The frequency of ratings plot is not skewed in any direction 


**Question 2:** Do aggregate sales numbers differ by much between branches?

In [None]:
sns.countplot(x=df['Branch'])
plt.title('no of sales Branch wise')
plt.ylabel('#of sales')
plt.show()
df['Branch'].value_counts()

***Now, we are done with univariate analysis. So, lets go on analyzing two variables at a time. i.e finding correlations. The best visualizations for interpreting correlations are scatter plot and heatmap ***


### Task 3: Bivariate Analysis

**Question 3:** Is there a relationship between gross income and customer ratings?

In [None]:
sns.scatterplot(x=df['Rating'],y=df['gross income'])
sns.regplot(x=df['Rating'],y=df['gross income']) ## for trendline

BOX PLOT IS USED TO PLOT CATEGORICAL VARIABLE WITH NUMERICAL VARIABLE.

In [None]:
sns.boxplot(x=df['Branch'],y=df['gross income'])

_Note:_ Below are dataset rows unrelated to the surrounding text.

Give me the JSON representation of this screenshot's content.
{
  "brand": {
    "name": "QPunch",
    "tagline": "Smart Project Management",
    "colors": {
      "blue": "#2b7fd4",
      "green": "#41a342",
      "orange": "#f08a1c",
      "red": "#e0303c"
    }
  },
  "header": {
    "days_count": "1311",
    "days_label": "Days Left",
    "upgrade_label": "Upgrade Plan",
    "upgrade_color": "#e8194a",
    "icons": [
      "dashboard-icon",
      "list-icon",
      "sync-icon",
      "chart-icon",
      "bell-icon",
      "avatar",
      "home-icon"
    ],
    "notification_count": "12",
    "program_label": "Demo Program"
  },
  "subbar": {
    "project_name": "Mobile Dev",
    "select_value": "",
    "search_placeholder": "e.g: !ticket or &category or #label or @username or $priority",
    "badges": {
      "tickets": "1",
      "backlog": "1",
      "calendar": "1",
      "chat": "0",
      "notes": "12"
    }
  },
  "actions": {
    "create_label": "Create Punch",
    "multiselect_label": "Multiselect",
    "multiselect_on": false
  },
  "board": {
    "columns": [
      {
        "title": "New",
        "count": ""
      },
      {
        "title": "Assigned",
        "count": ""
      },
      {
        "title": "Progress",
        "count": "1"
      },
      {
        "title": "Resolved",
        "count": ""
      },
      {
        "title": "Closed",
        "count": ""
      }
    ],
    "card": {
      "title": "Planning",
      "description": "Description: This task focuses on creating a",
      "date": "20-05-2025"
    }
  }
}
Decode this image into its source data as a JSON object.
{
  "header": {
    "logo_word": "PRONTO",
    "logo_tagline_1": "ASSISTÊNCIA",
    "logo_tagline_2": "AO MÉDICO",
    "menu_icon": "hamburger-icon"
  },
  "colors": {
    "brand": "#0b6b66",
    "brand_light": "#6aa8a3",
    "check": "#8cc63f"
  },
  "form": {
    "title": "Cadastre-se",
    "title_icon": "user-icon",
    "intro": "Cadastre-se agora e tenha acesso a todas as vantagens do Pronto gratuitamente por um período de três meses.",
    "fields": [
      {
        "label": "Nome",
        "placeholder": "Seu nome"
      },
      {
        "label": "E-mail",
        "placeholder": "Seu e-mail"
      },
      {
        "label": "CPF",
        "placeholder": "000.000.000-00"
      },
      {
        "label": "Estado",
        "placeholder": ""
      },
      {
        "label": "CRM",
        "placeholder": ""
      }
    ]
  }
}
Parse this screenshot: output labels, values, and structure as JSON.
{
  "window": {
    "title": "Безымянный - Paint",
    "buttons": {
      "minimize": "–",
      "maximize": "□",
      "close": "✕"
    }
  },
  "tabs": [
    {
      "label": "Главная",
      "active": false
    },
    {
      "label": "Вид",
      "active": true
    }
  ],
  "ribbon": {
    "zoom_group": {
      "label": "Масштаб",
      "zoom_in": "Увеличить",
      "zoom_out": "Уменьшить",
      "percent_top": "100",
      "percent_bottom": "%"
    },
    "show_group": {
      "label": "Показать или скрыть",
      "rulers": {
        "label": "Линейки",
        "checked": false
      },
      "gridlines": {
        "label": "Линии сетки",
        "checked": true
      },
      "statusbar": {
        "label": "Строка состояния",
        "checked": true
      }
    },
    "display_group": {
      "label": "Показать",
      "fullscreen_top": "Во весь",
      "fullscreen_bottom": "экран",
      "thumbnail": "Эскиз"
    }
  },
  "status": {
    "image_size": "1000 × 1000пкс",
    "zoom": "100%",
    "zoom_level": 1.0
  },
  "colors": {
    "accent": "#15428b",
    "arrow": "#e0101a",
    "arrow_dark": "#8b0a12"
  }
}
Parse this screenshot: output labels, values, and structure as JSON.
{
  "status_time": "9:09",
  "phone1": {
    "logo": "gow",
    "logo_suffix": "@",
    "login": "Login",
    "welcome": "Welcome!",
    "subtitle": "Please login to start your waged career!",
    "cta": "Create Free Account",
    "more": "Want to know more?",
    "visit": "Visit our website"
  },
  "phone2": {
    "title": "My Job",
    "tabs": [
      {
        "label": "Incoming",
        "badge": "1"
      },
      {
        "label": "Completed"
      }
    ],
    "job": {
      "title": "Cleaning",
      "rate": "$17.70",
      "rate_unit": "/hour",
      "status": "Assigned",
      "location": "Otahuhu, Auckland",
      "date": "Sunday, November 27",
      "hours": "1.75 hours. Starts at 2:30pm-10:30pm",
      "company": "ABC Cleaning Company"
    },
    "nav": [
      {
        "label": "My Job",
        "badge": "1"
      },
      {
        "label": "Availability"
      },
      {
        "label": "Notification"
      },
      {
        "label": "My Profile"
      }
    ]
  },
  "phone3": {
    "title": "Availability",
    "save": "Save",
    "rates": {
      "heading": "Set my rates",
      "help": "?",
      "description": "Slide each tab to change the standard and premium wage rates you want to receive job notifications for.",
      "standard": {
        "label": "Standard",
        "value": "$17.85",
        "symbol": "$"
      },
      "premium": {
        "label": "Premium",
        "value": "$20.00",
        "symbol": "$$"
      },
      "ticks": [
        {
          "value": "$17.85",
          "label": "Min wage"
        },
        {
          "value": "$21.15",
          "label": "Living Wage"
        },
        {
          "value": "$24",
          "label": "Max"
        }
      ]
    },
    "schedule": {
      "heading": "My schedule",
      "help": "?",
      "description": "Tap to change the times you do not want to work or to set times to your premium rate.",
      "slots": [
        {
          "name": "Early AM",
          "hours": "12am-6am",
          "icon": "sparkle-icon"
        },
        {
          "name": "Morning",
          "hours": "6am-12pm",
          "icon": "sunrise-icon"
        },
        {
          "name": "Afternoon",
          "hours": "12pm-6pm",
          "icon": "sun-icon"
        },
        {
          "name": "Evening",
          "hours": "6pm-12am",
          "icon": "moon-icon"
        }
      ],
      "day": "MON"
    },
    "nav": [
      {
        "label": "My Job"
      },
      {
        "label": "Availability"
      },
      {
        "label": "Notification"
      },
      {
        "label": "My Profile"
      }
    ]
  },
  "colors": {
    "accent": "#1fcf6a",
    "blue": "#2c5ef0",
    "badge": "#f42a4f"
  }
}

AS VISIBLE FROM THE ABOVE PLOT, INTERESTINGLY, THERE IS NO CORRELATION BETWEEN THE GROSS INCOME AND CUSTOMER RATINGS.

**Question 4:** Is there a noticeable time trend in gross income?

In [None]:
sns.lineplot(x=df.groupby(df.index).mean().index,y=df.groupby(df.index).mean()['gross income'])

### Task 4: Dealing With Duplicate Rows and Missing Values

In [17]:
df.duplicated().sum()  ### duplicated is a boolean operator and attaching sum to it returns total no of duplicated values
df[df.duplicated()==True] # returns the entries in data frame where the entries are duplicated 
df.drop_duplicates(inplace=True)

In [None]:
df.isna().sum() # counts the no of missing values in each field, here na represents notavailable
len(df) 
sns.heatmap(df.isnull(), cbar= True)
df.fillna(df.mean(),inplace= True) # for replacing the numerical values only 

FOR CATEGORICAL VALUES, MODE CAN BE USED TO REPLACE THE MISSING VALUES 

In [None]:
df.mode()
df.fillna(df.mode().iloc[0], inplace= True)
df.head()

**Pandas profiling streamlines the entire EDA process** 

In [None]:

dataset= pd.read_csv("/content/sample_data/supermarket_sales - Sheet1.csv")
df1 = ProfileReport(dataset)
df1

### Task 5: Correlation Analysis

In [None]:
np.corrcoef(df['gross income'],df['Rating'])


In [None]:
sns.heatmap(np.round(np.corrcoef(df['gross income'],df['Rating']),2), annot= True)